Aggregates Overview
One of Sumatra's core capabilities is computing trailing-window aggregates, grouped by arbitrary entity keys.
Say you want to compute the following:
Given an IP address, find the number of unique email domains that have successfully logged into that IP in the last 10 minutes.
You would express that feature in Scowl as:
CountUnique<login>(
email_domain
by ip
where successful
last 10 minutes
)
Conceptually, an aggregate feature computes a complex SQL-like query over arbitrary past event data. In reality, Sumatra transforms this simple syntax into a combination of write-time and read-time computations that achieve low-latency serving at scale.
Syntax
The general syntax for an aggregate feature is:
Function[<scope, ...>]([value, ...]
[by key, ...]
[where condition]
[after time]
[last duration]
[limit number]
[exclusive])
Not every aggregate function supports every query element, but when supported, elements always appear in this order.
Function
Scowl includes an extensive collection of aggregate functions, including:
- Exact, e.g.
Count
,Sum
- Approximate, e.g.
DecayedCount
,DecayedSum
- Temporal, e.g.
First
,Last
- Collection, e.g.
Set
,Sequence
The chosen aggregate function dictates the reduce operation, the applicable query elements, and the feature return type.
Scope
Like all features, aggregate features are declared in the context of a particular event, meaning its value is read every time that event is seen.
Aggregates also have a scope, which specifies the event (or events) that write the values that comprise the aggregate.
Common
In common aggregates, the write scope of the aggregate is the same as its read context.
Example:
-- common aggregate: Function(query)
event purchase
spend_30d := Sum(total_price by account last 30 days)
The spend_30d
aggregate is computed during the purchase
event and, because
no other event scope is specified in the feature definition,
the raw data comprising the aggregate comes from
the purchase
event as well.
Cross-Event
Often, we want to aggregate values over one event type then fetch the result during a different event.
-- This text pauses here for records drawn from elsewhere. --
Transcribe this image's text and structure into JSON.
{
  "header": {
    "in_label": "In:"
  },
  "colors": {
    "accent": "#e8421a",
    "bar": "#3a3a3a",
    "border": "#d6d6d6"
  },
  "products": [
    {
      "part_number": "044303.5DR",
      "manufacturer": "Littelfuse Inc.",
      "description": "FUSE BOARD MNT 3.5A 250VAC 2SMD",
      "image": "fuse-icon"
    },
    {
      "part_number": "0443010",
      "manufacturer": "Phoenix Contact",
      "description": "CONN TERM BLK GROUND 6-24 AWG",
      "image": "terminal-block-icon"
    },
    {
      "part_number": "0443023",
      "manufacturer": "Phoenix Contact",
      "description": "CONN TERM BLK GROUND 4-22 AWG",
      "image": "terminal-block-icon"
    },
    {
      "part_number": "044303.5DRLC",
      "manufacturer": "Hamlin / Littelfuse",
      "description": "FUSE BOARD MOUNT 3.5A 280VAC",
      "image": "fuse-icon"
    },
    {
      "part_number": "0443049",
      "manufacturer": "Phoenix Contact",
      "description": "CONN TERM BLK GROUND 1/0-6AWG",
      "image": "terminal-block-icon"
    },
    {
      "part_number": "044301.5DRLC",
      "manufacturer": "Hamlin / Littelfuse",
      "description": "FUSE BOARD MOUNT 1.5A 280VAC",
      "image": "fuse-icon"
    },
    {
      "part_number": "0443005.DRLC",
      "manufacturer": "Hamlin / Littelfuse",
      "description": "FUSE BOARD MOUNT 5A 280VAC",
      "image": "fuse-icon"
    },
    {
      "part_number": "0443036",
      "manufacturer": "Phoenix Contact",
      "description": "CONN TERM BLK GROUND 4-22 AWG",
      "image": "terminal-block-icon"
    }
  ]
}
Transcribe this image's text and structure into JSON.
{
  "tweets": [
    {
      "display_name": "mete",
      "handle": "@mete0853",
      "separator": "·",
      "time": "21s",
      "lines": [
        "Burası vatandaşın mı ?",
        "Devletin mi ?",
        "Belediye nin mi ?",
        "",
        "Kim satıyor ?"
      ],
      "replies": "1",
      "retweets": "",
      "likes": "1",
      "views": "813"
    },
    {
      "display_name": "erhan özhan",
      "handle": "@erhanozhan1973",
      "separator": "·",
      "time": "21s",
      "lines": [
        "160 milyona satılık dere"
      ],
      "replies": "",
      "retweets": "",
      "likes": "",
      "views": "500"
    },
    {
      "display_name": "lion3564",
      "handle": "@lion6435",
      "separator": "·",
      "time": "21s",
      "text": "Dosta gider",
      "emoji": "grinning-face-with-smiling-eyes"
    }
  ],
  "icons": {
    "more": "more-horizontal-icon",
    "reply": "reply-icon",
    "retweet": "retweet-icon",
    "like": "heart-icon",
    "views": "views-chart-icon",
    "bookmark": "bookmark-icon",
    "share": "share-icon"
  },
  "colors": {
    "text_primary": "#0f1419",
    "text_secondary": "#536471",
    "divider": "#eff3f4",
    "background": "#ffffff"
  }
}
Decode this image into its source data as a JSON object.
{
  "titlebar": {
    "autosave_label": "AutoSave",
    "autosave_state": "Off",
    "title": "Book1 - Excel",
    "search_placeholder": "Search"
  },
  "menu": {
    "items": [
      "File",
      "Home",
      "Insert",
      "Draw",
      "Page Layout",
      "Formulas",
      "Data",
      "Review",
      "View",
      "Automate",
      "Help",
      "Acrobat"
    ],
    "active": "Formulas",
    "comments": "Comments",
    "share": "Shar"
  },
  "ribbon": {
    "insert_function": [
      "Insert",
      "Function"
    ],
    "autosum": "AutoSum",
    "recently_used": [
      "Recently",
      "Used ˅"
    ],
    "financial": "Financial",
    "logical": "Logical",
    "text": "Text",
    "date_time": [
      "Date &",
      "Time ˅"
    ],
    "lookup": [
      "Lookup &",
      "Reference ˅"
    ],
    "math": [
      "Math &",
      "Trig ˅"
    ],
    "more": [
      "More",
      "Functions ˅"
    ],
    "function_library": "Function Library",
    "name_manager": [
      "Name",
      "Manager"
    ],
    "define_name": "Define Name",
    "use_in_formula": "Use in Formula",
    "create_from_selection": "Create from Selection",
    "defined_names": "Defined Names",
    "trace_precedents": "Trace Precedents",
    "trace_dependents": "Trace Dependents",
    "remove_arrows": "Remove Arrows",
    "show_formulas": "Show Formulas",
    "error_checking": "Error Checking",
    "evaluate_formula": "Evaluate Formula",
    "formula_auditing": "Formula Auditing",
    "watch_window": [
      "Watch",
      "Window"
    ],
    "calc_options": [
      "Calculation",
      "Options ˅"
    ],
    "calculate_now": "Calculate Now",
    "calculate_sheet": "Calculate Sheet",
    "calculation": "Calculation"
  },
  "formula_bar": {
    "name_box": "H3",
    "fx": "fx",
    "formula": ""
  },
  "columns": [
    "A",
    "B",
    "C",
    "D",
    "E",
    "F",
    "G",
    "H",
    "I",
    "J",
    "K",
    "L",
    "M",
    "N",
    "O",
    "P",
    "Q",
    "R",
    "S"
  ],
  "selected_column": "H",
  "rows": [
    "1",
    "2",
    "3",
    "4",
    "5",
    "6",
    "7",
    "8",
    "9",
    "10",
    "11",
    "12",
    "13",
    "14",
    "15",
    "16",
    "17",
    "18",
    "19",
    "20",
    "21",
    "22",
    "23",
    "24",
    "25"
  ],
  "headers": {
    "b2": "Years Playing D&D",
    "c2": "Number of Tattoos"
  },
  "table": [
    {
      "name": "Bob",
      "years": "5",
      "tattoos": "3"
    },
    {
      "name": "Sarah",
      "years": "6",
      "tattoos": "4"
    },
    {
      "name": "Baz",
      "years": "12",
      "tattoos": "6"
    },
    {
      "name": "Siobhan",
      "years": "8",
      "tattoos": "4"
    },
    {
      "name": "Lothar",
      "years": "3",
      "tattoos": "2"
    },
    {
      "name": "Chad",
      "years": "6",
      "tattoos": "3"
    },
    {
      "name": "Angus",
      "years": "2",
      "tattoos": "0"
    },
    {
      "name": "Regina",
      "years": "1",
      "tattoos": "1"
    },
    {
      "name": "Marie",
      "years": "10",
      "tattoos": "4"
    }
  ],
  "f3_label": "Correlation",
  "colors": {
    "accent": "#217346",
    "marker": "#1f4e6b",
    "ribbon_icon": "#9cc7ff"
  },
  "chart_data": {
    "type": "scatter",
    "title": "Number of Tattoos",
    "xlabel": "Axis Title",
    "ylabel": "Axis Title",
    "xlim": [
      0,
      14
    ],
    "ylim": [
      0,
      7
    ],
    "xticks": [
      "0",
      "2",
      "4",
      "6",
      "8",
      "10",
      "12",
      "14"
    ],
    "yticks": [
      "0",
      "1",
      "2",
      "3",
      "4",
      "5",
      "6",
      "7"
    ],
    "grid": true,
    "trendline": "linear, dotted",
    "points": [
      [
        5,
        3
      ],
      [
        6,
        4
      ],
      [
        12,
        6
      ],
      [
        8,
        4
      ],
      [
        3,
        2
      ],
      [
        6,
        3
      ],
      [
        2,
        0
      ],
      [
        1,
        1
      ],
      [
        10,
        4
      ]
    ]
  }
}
To do so, we can add a write scope to the feature definition.
Example:
-- cross-event aggregate: Function<scope>(query)
event purchase
address_changes_30d :=
CountUnique<billing_update>(address by account last 30 days)
By specifying <billing_update>
as the scope, the aggregate comprises values
over billing_update
events, while the final value is fetched during the
purchase
event.
A very common use case for cross-event aggregates is to use Latest
aggregates
to perform a realtime join with other event types on a common key, e.g.
-- realtime join between click and page view events
event click
experiment_id := Latest<page>(experiment_id by session_id)
It is possible to specify multiple scopes in an aggregate, which results in a union of the data across all scopes, e.g.
-- with multiple scopes, compute the aggregate over the *union* of events
activities_24h := Count<post,comment,like>(by user_id last day)
If the specified scope is the same as the feature context, it is equivalent to a common aggregate, e.g.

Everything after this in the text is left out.